Невдалеке была другая достопримечательность — город Арсиноя, или Крокодилополь, где обожествляли крокодилов. Тот же Страбон говорит, что, прибыв в город, они пошли поклониться священному крокодилу, жившему в озере. Взяли они с собой лепешку, жареное мясо и кувшин вина, смешанного с медом, ибо, по слухам, крокодил все это любил. «Мы застали крокодила лежащим на берегу озера. Когда жрецы подошли к животному, один из них открыл его пасть, а другой всунул туда лепешку, потом мясо, а потом влил медовую смесь». В это время подошел другой чужеземец; увидав его, крокодил прыгнул в воду и переплыл на другой берег. Жрецы обошли озеро кругом, изловили крокодила, вновь открыли ему пасть и всунули туда новые подношения (Strab., XVII, 1,38).

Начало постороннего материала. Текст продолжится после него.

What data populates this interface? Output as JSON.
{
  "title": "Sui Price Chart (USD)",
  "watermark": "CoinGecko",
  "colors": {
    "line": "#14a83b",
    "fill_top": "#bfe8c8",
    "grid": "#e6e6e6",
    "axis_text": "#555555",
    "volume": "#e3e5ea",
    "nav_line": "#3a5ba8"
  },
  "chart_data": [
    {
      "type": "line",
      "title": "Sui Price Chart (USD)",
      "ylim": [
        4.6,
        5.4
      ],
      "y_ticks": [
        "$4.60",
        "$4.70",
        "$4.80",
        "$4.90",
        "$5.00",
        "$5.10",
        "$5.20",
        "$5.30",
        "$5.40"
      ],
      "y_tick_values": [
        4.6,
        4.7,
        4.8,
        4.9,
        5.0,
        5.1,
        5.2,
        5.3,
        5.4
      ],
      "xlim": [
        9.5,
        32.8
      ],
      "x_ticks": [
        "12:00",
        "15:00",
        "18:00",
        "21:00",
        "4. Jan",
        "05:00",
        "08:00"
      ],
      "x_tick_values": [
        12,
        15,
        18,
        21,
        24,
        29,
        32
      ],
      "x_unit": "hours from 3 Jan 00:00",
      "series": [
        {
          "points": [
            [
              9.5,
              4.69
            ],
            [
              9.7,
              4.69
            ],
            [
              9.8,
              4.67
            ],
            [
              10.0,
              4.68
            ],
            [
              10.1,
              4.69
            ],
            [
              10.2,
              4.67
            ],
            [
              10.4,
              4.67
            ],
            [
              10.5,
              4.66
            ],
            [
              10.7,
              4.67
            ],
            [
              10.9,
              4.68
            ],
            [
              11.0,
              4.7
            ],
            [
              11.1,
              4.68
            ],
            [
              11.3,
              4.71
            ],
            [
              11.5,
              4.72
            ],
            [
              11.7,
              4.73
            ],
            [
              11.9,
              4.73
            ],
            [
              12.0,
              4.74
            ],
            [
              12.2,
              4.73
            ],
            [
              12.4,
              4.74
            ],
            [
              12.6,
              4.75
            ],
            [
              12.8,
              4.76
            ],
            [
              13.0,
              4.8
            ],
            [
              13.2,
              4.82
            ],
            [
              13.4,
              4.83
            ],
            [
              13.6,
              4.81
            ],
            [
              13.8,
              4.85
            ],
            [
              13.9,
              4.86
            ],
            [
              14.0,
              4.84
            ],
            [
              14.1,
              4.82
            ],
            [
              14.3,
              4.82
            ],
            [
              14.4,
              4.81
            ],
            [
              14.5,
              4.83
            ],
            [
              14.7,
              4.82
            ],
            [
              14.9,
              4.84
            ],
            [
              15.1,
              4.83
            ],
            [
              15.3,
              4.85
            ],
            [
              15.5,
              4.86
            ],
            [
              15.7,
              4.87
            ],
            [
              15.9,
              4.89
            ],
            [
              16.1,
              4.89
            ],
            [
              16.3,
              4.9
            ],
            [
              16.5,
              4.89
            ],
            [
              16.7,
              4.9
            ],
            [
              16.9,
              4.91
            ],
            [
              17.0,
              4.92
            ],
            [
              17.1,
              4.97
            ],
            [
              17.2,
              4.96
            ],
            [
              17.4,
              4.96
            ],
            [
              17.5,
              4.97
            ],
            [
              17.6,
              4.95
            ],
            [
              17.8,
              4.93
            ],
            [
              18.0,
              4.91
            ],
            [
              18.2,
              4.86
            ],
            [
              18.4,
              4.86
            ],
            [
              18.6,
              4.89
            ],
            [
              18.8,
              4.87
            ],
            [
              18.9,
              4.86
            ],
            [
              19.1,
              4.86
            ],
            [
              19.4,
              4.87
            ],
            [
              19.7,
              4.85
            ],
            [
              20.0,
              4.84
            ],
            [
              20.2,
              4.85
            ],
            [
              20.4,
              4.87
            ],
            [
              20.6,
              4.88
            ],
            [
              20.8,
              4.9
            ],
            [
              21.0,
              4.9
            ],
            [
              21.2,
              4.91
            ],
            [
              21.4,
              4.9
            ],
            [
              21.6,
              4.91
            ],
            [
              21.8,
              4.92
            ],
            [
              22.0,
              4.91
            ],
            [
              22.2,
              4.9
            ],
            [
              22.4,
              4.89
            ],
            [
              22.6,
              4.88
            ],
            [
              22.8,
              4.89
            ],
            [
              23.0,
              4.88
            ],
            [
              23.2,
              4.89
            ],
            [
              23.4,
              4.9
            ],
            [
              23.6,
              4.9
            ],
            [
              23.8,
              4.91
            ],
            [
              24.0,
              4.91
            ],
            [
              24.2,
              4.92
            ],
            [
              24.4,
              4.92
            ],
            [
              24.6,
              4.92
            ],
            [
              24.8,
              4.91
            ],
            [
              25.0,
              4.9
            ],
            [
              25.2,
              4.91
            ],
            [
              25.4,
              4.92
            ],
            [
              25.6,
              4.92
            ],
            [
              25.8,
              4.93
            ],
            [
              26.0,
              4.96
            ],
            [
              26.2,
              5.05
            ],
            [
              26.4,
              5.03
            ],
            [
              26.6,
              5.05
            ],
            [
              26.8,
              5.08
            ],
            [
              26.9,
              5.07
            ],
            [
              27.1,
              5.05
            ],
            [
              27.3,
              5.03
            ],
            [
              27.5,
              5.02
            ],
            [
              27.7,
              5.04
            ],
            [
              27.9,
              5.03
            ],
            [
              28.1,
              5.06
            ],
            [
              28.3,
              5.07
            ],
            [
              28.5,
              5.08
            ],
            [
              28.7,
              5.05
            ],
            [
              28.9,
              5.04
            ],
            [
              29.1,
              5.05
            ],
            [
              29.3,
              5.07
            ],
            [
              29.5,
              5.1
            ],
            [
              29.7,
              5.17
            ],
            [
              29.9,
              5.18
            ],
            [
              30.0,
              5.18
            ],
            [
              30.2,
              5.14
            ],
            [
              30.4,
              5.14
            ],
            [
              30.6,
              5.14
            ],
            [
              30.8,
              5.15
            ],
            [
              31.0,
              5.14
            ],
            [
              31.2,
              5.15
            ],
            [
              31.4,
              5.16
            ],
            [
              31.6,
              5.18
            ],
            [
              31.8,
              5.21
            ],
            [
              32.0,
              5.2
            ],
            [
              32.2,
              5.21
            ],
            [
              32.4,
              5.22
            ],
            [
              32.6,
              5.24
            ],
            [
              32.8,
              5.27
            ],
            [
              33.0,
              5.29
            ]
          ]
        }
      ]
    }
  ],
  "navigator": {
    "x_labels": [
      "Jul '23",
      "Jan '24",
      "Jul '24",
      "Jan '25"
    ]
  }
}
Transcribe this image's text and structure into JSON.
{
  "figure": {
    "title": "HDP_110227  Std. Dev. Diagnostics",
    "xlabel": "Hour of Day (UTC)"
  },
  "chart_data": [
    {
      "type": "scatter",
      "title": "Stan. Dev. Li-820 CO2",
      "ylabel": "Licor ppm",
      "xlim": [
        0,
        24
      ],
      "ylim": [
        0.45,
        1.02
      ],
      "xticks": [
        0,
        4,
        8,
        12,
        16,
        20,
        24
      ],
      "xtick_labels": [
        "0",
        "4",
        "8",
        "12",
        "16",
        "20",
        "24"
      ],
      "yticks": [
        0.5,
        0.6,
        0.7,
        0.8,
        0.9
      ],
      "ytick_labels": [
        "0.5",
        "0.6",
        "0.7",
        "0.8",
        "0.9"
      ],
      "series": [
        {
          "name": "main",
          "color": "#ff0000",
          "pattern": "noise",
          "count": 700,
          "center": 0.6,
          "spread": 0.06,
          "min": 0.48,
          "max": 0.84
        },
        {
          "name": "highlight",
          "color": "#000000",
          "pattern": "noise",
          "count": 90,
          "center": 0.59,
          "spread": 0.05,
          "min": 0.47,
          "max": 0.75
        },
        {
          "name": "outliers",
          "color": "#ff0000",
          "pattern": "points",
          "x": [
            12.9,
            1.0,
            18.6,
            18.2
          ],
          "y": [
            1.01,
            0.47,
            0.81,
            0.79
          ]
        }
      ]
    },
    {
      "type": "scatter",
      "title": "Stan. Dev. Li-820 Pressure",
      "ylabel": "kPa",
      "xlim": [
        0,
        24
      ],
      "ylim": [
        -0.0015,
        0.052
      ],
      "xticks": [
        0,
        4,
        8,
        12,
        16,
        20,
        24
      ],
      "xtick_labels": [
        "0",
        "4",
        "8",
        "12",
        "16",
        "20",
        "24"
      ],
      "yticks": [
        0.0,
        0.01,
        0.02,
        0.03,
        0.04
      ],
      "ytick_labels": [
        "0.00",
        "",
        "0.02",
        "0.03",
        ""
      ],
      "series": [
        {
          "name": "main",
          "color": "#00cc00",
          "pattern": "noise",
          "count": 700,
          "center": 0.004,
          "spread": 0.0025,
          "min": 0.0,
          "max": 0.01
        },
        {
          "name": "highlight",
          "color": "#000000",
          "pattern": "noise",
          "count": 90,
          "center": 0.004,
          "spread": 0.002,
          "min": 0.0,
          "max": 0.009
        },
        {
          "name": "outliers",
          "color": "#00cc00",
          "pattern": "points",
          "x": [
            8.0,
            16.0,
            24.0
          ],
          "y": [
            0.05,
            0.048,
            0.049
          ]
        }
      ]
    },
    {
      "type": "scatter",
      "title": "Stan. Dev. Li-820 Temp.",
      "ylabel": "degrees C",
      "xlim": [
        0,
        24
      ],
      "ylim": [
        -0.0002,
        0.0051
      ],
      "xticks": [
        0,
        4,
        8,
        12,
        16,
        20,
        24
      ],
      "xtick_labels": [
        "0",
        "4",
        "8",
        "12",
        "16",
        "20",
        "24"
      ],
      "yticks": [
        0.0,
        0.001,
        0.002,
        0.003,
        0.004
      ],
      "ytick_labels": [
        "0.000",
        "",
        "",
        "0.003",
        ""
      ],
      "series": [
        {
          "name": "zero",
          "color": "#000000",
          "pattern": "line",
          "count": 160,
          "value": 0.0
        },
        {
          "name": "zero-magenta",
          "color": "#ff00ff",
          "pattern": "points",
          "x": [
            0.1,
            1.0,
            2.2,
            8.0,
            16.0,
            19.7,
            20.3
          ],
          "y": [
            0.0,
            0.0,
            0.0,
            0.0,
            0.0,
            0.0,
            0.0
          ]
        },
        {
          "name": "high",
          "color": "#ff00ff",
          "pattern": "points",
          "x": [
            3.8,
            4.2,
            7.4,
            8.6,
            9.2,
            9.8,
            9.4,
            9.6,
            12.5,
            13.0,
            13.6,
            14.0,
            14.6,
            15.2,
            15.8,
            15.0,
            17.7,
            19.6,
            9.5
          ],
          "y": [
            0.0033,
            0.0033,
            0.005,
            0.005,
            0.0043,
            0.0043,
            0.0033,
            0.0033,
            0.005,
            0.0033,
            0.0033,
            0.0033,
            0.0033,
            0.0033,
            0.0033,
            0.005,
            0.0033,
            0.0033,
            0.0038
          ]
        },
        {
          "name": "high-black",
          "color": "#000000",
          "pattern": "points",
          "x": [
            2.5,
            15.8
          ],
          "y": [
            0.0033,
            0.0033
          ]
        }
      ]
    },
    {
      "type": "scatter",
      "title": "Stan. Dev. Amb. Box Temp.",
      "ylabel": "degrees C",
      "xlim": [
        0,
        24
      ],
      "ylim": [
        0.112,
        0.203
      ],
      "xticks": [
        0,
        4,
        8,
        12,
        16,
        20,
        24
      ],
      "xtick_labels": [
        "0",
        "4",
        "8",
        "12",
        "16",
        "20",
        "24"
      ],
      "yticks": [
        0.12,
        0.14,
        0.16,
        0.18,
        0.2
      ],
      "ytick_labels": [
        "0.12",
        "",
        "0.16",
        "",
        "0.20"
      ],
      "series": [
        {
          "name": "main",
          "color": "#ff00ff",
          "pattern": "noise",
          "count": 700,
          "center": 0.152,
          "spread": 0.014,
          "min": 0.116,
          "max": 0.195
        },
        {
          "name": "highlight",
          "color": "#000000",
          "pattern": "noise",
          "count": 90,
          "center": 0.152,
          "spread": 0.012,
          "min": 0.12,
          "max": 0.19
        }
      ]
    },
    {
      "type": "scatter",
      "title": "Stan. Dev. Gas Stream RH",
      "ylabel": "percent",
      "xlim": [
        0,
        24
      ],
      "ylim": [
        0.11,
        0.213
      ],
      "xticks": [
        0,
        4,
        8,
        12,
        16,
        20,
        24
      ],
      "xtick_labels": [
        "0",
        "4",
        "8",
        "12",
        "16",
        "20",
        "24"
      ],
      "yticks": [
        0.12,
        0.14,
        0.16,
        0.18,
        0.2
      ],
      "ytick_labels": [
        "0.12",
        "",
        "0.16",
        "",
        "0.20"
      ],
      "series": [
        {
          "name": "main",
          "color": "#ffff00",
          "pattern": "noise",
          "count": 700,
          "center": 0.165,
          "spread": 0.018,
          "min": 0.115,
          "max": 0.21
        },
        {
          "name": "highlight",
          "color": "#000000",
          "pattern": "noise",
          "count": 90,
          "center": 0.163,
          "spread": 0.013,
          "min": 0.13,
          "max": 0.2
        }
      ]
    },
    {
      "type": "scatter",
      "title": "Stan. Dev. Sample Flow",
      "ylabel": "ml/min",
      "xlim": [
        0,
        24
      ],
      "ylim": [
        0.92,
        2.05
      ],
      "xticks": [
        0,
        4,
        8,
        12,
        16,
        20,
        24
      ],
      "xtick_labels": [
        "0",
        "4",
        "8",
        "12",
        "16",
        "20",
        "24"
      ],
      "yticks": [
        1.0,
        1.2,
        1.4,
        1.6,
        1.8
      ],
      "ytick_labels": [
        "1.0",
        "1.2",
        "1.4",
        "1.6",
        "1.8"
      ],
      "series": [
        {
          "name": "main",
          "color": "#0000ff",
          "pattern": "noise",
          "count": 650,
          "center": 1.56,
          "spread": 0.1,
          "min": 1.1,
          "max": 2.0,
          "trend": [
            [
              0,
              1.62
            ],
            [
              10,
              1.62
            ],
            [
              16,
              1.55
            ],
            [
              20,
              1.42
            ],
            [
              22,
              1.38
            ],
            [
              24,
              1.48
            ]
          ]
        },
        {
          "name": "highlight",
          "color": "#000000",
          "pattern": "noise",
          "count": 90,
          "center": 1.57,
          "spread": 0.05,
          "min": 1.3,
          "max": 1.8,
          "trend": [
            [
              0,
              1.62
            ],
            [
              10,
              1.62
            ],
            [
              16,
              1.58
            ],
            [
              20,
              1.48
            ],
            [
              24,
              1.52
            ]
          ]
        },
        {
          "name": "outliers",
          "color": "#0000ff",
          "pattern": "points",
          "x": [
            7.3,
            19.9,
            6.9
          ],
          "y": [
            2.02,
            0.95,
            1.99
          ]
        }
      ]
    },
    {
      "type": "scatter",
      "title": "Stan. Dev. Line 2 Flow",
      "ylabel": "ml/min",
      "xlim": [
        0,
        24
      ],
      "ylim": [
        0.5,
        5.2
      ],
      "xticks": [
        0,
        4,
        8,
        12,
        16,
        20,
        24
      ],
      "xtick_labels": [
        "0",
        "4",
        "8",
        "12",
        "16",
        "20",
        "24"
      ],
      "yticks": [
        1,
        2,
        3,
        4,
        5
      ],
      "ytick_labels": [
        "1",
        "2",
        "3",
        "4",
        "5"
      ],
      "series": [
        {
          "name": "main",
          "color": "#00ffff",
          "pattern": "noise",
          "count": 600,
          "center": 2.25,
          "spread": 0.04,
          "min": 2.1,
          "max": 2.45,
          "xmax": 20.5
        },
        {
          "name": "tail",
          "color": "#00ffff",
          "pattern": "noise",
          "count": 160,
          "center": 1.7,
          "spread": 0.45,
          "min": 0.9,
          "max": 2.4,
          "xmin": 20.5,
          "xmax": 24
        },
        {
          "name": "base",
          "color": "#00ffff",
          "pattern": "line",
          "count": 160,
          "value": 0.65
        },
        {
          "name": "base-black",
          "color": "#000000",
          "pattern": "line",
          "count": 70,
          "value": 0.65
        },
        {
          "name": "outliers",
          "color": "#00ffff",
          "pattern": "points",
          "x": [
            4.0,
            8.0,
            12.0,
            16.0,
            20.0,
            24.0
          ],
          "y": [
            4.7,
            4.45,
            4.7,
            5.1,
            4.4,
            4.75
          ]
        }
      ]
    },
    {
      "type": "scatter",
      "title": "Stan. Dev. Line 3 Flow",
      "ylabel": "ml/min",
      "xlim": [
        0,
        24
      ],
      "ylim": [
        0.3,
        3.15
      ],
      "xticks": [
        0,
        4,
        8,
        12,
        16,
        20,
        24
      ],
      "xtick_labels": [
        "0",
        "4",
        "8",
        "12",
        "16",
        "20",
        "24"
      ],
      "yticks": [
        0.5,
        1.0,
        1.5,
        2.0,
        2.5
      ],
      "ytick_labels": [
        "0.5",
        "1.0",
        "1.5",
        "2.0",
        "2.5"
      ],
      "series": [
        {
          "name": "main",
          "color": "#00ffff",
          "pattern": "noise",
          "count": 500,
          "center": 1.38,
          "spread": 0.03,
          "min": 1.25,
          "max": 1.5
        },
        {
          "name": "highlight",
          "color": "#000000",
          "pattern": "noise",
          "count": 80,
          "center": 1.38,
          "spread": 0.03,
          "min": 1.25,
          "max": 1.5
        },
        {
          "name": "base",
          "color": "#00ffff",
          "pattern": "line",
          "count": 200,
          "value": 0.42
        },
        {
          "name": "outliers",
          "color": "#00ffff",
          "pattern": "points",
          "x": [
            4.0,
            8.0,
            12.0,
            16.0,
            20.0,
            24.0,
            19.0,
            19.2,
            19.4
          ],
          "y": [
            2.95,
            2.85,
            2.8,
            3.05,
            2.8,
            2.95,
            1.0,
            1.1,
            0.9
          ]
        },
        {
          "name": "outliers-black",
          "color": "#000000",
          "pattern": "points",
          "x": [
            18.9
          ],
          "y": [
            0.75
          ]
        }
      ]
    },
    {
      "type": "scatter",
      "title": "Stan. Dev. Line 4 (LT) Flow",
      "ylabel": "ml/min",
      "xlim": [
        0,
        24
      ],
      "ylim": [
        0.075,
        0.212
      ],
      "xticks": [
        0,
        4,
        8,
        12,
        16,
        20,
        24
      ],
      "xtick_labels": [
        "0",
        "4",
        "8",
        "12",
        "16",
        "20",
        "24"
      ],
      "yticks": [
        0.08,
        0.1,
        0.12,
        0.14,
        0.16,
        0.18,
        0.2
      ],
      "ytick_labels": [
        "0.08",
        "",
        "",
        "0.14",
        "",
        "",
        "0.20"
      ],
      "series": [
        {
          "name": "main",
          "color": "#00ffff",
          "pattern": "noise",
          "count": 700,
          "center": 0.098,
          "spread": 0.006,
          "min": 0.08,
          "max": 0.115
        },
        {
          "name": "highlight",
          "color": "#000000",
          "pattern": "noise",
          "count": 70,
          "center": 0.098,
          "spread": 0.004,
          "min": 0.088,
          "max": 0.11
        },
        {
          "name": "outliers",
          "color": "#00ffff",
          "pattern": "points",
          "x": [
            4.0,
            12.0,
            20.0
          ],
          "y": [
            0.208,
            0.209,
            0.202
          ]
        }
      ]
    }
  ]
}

Римляне смотрели на все с любопытством и изумлением. Сципион был, говорят, поражен всем, что увидел — «плодородием полей, великим Нилом, многочисленностью городов, неисчислимыми мириадами жителей» и полной безалаберностью, с которой управлялся этот благодатный край. Он заметил, что Египет может стать величайшей страной, если им Управлять как следует (Diod., XXXIII, 18). Полибия же египетские дела привели в настоящий ужас. С тех пор он не мог говорить о них без отвращения и презрения. Ему даже тяжело было находиться в этой стране. Он с улыбкой вспоминал по этому поводу эпизод из «Одиссеи», когда враждебные ветры удерживают в Африке Менелая, а тот всей душой рвется на родину, в Элладу. И вдруг он узнает, что боги повелевают ему снова вернуться в Египет!
Разбилось тогда мое милое сердце:
Он мне приказывал снова по мглисто-туманному морю
Ехать обратно в Египет тяжелой и длинной дорогой!
«Осмотрев Египет, послы отправились на Кипр, а оттуда в Сирию» (Diod. Ibid.). Они побывали на Родосе и в Пергаме. Они перешли Тавр и впервые изучили жизнь племен, живущих по ту сторону хребта (Strab., XIV, 5,2). Они наконец приплыли в Грецию и посетили философские школы Афин. «Вообще, обойдя большую часть ойкумены, они решили, что у всех разумная и удивительная жизнь, и вернулись с доброй славой, которую единогласно подтверждали все, и везде вызывали величайшее восхищение. Ибо тех, у кого были разногласия, они мирили друг с другом и убеждали поступать справедливо… а бессовестных умели поставить на место… Беседуя с царями и народами, они возобновляли существовавшую ранее дружбу и своей доброжелательностью увеличивали авторитет Рима». И когда Сципион вернулся, множество городов и общин «отправили в Рим послов, которые хвалили Сципиона и его спутников и благодарили сенат, что он послал к ним таких мужей» (Diod. Ibid.).